Wow. that sounds really great if I am understanding you correctly.
so, if I change my nsd.conf with any kind of arbitrary additions
and deletions, a simple nsd-control reconfig will intelligently
and dynamically merge all of those changes -- effectively obviating
the need for nsd-control [add|del]zone?
Yes, it picks up changes and applies them by reforking the server
processes. This is limited to zone, key, pattern, access-control
lists changes. The server config is not really changeable without a
restart (because it needs root privileges, which have been dropped).
Also RRL config ratelimits and whitelists are updated (if you use RRL).
It provides another workflow, not control add|del zone, but push
nsd.conf and reconfig.
For NSD4, the pid in the pidfile stays the same (because that process
stays). This is the zone transfer process that also handles nsd-control
connections.
It provides another workflow, not control add|del zone, but push
nsd.conf and reconfig.
I was already wondering why there are two implementations for the
same functionality now, given NSD's "lean and mean" credo.
Is the intention to drop the addzone/delzone workflow in favor of
reconfig? The latter is probably sufficient for 90% of the use cases
(including ours) but it may be nice to keep the addzone/delzone
workflow for very dynamic environments.
This addzone/delzone functionality has also been part of BIND for
quite some time now. However, I don't know of anyone who uses it. And
there's a good reason for it. If you operate several servers which all
need to have an identical configuration, then running addzone/delzone
on each is cumbersome. It is even more problematic if one of your
servers is unreachable for some reason. You need to build some kind of
transaction tracking to ensure that the addzone/delzone operations are
applied to that server when it is reachable again.

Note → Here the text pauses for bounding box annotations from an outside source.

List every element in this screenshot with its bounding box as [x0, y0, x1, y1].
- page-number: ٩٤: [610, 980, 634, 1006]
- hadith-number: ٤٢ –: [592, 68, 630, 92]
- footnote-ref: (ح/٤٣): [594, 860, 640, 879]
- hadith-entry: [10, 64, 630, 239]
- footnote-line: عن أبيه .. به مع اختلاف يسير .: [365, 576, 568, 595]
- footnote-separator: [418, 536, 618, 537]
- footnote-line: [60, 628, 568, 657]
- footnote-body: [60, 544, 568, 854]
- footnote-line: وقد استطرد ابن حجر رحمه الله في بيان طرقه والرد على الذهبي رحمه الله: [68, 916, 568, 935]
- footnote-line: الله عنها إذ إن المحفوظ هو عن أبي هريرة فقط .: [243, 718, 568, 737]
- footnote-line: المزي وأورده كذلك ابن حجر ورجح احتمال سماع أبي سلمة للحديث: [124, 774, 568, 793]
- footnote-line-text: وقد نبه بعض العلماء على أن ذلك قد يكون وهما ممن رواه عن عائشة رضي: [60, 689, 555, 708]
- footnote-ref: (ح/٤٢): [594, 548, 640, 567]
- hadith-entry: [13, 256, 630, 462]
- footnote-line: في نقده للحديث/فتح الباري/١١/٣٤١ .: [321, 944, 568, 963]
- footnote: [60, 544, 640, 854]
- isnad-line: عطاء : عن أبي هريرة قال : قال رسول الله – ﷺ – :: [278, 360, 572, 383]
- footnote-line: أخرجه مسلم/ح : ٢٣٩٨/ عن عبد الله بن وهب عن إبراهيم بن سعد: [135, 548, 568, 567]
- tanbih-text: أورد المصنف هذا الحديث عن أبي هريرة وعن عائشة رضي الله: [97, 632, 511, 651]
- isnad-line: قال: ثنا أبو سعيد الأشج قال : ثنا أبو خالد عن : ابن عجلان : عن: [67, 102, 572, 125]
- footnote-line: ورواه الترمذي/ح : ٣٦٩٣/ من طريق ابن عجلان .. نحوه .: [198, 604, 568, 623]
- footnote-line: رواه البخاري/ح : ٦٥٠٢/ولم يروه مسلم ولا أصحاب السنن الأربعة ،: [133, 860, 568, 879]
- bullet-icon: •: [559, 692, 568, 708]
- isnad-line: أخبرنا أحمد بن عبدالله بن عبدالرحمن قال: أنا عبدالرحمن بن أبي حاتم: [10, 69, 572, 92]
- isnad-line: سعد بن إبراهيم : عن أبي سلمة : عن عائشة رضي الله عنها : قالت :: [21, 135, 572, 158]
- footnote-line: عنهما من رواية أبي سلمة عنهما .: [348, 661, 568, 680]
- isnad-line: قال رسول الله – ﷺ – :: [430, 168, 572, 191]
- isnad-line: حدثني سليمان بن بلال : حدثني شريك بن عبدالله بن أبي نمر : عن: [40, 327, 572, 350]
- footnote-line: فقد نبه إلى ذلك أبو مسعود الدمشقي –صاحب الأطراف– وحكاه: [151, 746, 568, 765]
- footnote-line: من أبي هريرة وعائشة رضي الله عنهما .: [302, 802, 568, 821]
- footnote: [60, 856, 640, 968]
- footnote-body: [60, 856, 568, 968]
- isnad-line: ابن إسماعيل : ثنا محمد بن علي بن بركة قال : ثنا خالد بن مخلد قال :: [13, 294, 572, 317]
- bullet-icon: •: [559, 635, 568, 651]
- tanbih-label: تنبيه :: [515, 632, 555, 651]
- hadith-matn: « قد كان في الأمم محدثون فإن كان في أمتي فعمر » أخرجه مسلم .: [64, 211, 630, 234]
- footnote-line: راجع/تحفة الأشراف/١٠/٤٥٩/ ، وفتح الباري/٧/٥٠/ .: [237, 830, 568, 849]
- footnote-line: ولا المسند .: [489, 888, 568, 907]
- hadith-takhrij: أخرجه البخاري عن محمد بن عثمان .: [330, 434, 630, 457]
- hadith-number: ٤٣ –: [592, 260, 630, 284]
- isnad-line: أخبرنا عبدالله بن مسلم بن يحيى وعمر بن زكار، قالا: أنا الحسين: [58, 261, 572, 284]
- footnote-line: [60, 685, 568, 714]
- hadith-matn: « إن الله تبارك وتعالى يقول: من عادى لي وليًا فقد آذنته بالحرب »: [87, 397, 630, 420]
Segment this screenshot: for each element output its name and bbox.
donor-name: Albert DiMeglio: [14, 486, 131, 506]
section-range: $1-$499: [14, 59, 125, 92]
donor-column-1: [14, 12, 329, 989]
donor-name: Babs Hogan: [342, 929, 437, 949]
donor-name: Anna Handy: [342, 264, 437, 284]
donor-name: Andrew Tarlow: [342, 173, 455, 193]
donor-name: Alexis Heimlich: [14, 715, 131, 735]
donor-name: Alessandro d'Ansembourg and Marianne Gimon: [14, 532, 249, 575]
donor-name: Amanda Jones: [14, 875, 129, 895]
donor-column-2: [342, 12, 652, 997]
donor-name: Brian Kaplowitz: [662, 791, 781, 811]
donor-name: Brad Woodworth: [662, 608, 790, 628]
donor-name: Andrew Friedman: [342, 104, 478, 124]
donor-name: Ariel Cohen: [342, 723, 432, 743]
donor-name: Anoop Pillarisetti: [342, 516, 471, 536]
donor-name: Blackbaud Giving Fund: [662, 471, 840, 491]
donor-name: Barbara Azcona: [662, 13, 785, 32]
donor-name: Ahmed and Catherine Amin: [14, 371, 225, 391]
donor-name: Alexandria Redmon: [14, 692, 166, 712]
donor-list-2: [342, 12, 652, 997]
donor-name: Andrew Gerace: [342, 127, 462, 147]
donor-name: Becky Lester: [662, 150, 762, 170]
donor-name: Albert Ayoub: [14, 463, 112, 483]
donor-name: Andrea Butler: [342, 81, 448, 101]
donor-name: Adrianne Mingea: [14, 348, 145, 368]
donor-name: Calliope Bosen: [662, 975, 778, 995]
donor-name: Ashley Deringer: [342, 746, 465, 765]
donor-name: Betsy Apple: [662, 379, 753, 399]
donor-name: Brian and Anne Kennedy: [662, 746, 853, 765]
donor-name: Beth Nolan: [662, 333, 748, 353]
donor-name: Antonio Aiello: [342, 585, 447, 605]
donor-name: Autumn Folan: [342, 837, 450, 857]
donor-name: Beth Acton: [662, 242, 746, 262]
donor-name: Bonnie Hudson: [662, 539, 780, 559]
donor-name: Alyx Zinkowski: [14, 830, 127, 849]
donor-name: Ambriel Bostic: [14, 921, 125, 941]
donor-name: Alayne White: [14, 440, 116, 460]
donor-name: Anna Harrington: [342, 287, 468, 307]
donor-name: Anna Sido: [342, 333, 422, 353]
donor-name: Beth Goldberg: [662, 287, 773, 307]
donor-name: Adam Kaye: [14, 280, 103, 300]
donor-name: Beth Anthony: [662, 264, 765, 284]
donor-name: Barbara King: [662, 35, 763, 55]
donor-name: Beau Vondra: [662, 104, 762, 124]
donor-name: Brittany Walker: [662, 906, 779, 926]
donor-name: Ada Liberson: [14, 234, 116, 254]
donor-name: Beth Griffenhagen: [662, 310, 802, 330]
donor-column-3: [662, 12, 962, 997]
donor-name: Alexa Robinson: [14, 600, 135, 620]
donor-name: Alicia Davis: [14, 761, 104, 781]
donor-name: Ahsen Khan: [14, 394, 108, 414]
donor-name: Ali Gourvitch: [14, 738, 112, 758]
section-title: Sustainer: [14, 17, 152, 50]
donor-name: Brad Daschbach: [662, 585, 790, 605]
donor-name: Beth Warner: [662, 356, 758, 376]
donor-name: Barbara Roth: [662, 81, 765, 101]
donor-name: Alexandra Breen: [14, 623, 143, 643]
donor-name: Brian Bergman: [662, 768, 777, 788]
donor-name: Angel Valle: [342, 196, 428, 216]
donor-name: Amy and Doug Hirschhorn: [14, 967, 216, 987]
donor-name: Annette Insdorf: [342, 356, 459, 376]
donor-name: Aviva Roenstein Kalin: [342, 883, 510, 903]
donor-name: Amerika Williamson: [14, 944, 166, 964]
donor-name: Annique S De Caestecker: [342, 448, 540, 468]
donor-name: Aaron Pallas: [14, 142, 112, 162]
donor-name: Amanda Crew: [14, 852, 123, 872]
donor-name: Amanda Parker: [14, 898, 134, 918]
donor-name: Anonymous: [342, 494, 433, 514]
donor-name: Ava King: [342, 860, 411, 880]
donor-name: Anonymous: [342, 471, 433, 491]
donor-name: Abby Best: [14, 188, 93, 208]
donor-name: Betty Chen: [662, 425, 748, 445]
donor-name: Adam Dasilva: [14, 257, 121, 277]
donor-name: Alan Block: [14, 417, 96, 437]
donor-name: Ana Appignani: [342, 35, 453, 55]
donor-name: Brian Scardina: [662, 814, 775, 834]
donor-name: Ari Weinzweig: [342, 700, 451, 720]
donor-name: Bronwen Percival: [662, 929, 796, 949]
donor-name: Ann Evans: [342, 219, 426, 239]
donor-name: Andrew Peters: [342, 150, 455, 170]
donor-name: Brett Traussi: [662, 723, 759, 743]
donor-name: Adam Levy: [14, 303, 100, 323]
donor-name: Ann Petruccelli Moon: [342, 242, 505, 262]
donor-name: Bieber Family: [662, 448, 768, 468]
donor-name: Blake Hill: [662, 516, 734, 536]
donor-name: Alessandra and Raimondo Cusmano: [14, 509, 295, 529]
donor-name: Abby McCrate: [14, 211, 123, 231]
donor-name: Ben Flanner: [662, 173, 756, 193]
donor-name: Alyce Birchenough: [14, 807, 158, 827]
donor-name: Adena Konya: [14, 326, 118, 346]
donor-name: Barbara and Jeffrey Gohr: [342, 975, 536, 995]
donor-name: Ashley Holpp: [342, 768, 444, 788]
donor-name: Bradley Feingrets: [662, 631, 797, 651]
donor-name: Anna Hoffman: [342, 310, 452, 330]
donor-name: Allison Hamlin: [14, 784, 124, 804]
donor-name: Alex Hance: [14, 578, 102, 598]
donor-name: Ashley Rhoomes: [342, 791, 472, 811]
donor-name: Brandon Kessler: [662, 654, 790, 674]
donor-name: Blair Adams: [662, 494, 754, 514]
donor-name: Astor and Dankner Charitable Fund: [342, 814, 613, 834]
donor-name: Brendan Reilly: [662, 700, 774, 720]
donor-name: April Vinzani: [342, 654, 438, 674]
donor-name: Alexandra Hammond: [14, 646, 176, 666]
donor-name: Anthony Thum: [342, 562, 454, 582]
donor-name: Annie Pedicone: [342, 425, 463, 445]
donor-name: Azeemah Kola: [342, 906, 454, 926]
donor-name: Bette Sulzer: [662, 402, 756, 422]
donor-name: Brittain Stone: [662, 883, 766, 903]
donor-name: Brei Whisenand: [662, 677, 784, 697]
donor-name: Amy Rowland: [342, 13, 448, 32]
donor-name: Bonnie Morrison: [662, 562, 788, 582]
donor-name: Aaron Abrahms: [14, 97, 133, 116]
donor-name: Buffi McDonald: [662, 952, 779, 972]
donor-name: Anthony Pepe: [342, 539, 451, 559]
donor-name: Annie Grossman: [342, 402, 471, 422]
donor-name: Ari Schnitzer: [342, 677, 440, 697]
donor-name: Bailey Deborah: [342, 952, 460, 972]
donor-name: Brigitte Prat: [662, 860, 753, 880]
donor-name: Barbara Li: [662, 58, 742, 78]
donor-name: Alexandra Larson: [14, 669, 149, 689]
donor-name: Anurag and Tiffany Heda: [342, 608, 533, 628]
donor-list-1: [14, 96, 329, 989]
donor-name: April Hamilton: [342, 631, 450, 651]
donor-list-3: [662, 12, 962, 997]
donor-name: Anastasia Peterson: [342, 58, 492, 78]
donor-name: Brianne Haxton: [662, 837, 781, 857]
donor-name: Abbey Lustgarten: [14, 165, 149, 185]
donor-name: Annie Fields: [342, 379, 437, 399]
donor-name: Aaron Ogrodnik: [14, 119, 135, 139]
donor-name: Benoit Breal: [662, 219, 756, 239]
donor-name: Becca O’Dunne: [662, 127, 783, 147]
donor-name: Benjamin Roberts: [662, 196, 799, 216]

Additionally, if
you want to add a new server to a cluster, you have to find a way to
bootstrap it with all the zones. In short, the whole process becomes
messy and error-prone.
In comparison, it is much easier to define your zones in nsd.conf (or
named.conf) and just push these files out, followed by an "nsd-control
reconfig" or "rndc reconfig". If a server is temporarily unreachable,
it's not a problem. When it comes back up, your config management
system (rsync, puppet, cfengine, ansible etc) can bring the nsd.conf
file up to date, and the server's configuration will become identical
to the others in the cluster. If you want to add a new server, you
just add it to your config management system, and it gets a copy of
the nsd.conf file, and its configuration is instantly the same as the
others in your cluster.
To summarise, the addzone/delzone feature is nice, but most operators
are unlikely to use it. If the addzone/delzone functionality were to
be removed, I would not mind at all.